Mustafa Denizli’nin de söylediği gibi, bu kaotik dönemlerde en büyük avantaj takımın şampiyonluktan kopmamış olmasıydı.
Elbette, ama bu değişimler ters tepip, takımı yarıştan da kopartabilirdi. G.Saray’daki bu mevzular Beşiktaş ve F.Bahçe’de yaşansa şampiyon olmaları zordu. Ki F.Bahçe, daha haziran başında yapılacak kongreden bile etkilendi.

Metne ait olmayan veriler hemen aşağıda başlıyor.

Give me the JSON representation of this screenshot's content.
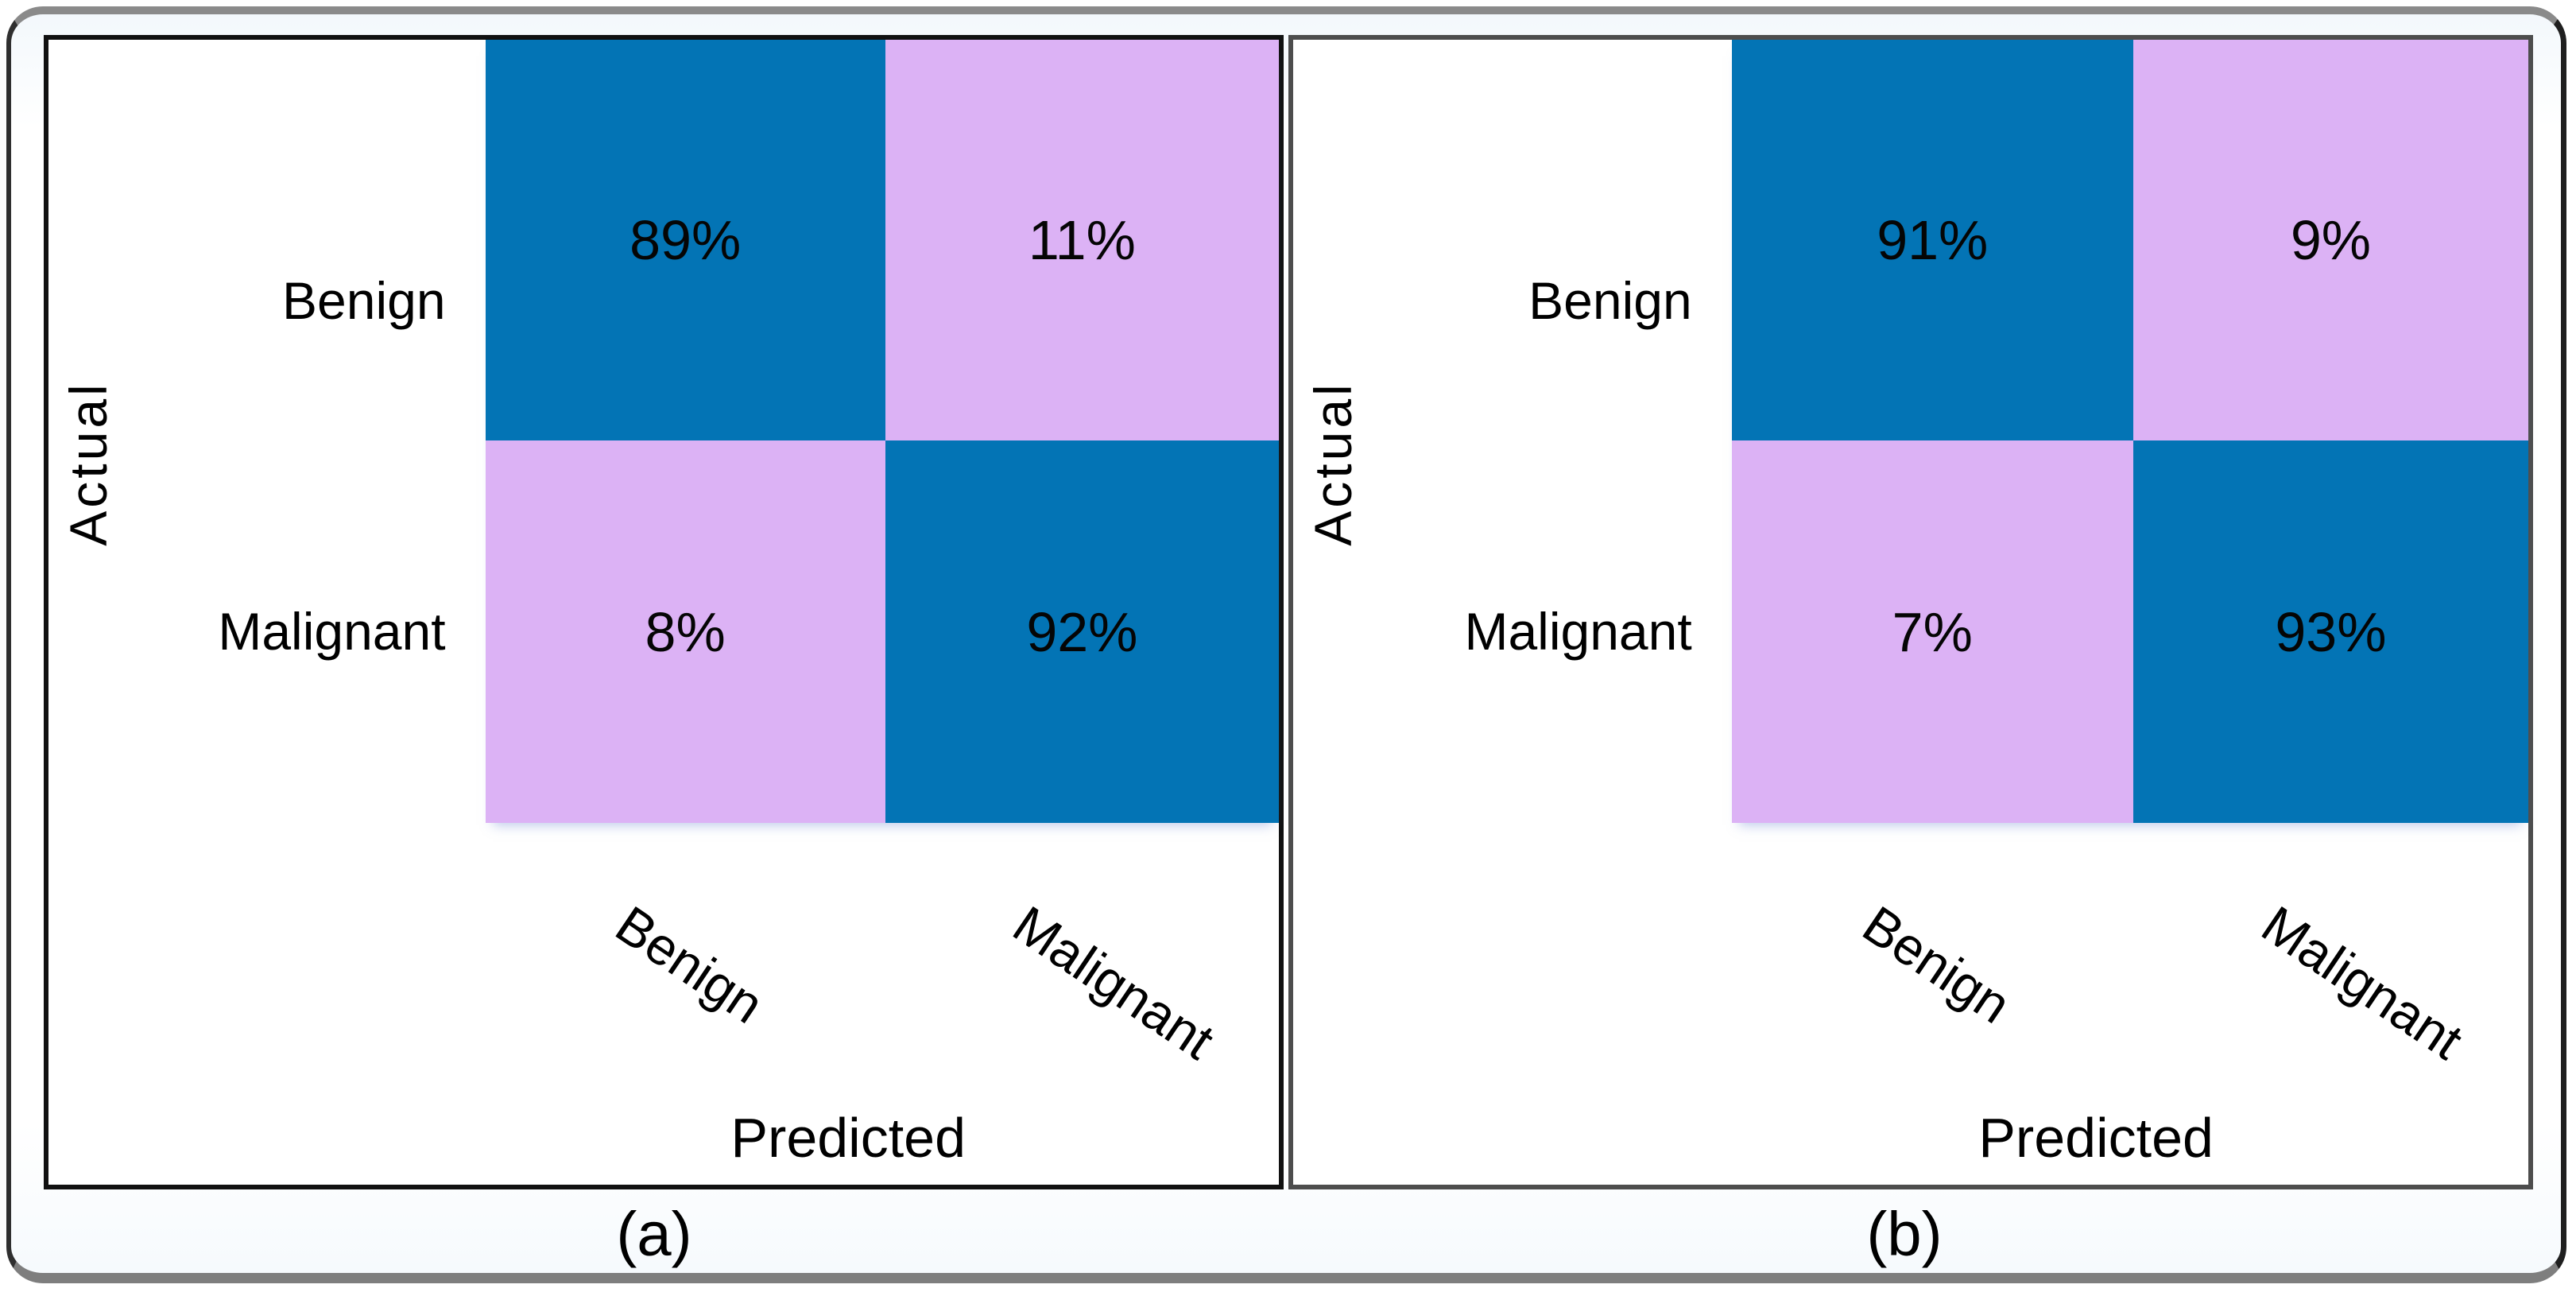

Fatih Terim’in en büyük yardımcıları ne Hasan Şaş ne de Ümit Davala idi. Onun iyi yardımcıları Aykut Kocaman ile Şenol Güneş’ti. Bu ikili sezon boyunca birbiriyle uğraşırken Terim, ne penaltı, ne ofsayt, ne taç ne de hakem tartışmasına girdi. Kocaman, son düzlükte gerçek rakibin Beşiktaş olacağı varsayımıyla hareket etti ve o yüzden üzerinden haftalar geçse de 3-1’lik lig derbisinde 3. gol öncesi Cüneyt Çakır’ın faulü çalmadığını ve böylece ikili averaj avantajının Beşiktaş’a geçtiğini söyleyip durdu.
GÜNEŞ’İN AYARLARINI BOZDU AMA
- Beşiktaş’ın şampiyon olmayacağı anlaşılınca Kocaman, rotayı G.Saray’a yeniden çevirdi. (Oysa bu arada kırılma maçı olarak gösterilen Alanya-G.Saray maçının hakemleri tartışılsa da Kocaman, bu topa pek girmedi) Evet, yeniden diyorum çünkü Kocaman, ligin ilk yarısındaki puan farkını ‘suni’ olarak niteleyip iyi bir hamle yapmıştı. Süreç de onu haklı çıkardı ama mühim olan 2-3 puanlık ‘organik fark’ı kapatmaktı. Kocaman rakiplere aşırı odaklandı. Kendi beyanıyla, F.Bahçe tarihinde olmadığı kadar bireysel hatadan gol yiyordu. O vakit, “Her ne ararsan önce kendinde ara” diyen Hacı Bektaş-ı Veli’ye kulak vermeliydi evvela.
Yeni transferlerden istediği katkıyı alamaması ve Cenk’in ayrılığı Şenol Güneş’i çok hırpaladı. Yine de G.Saray derbisine ‘şampiyonluk’ şansıyla çıkabildi. Lakin bu kağıt üstündeydi çünkü kupa maçını ligin önüne taşıyarak, stratejik bir hata yaptı. Derbiye çıktıklarında Güneş’in de oyuncularının da kanı çekilmişti. Hasılı Kocaman’ın ayarlarını bozmasına müsaade etti. Ligin son maçında dahi Güneş, kupa maçına dair soruları yanıtlıyordu. Dilerim ki kupaya dair son kez konuşmuştur. Mevzuyu gelecek sezona da taşırsa şimdiden “Beşiktaş’a geçmiş olsun” derim. Güneş, yeni bir ’96 sendromu’na tutulmamalıdır.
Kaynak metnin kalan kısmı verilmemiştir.